自分の選択によって家族から疎まれ、他の選択肢がなかった世代の女性たちがいます。
ストールが指摘するように、それは映画の中だけのことではなく、現実も同じでした。 映画の中で最も過酷なシーンのひとつは、クラゲに刺されたニャドが海から引き上げられるシーン。 このシーンは実際に起こったもので、その結果、ストールは当初、ニャドの再挑戦のためのコーチを拒否。 もう二度と見たくなかったし、見ることもできなかったわ。 オープンウォータースイミングの責任者だった仲介者に会いに行ったんだけど、ダイアナが『いいわ、あなたを説得すべきよ』って言ったのを覚えているわ。 私は、『調停者はそんなことしないわよ、ダイアナ』って感じでした。 数時間そこにいて、最後にその泳ぎが可能かどうか尋ねました。

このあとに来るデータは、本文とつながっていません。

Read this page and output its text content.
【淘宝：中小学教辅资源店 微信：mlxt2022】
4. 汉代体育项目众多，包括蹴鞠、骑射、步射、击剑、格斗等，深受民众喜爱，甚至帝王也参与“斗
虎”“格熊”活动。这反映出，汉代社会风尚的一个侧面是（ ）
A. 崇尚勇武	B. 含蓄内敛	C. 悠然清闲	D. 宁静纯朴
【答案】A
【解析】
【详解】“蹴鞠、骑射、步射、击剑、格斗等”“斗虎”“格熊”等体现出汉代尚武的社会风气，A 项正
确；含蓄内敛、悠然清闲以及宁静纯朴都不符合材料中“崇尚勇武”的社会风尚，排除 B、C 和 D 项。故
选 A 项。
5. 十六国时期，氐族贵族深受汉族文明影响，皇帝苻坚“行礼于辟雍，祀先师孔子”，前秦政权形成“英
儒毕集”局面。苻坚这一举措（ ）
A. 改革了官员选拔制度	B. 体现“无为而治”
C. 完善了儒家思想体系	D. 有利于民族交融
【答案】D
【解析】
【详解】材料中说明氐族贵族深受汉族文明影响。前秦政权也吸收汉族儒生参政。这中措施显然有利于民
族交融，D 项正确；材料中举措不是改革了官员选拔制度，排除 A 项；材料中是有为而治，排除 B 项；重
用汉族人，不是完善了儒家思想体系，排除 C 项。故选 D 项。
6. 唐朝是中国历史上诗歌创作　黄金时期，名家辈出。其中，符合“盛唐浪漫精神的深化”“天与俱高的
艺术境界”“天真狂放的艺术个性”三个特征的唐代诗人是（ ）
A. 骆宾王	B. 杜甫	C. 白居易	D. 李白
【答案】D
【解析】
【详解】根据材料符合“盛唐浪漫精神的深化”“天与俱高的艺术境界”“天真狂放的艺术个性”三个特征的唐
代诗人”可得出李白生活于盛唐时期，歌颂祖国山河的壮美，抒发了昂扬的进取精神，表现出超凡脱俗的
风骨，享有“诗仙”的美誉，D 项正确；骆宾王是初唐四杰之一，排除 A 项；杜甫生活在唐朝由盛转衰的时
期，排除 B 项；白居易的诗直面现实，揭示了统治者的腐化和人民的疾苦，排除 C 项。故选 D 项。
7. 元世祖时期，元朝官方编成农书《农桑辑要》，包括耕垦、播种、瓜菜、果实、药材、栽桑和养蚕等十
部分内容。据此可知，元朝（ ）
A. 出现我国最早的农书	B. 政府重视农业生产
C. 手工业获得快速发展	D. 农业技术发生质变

“私は彼女が死ぬのを見て、彼女が9つの命を持ち、何度も戻ってくるクレイジーな猫女になって欲しくないと思ったの。 でも、私にはできなかった。” “もし彼女が成功し、私がそこにいなかったらどうしよう。悔しいけど、もし彼女が成功せず、私がそこにいなかったら、私がいれば彼女は成功できたかもしれない。” “彼女は私にとって家族。” “ダイアナは、人間はどんどん試され続け、いつ終わるのか誰も教えてくれないという事実に生きている。”
本当に、それがこの映画全体のメッセージであり、また、ナイアード自身が最後に言っているように、”私たちは決して、決してあきらめてはいけないし、夢を追いかけるのに年齢は関係ない “ということなのです。
Nyad』はNetflixで配信中。 Netflixで何か他の作品をお探しの方は、Netflixのおすすめ映画をご覧ください。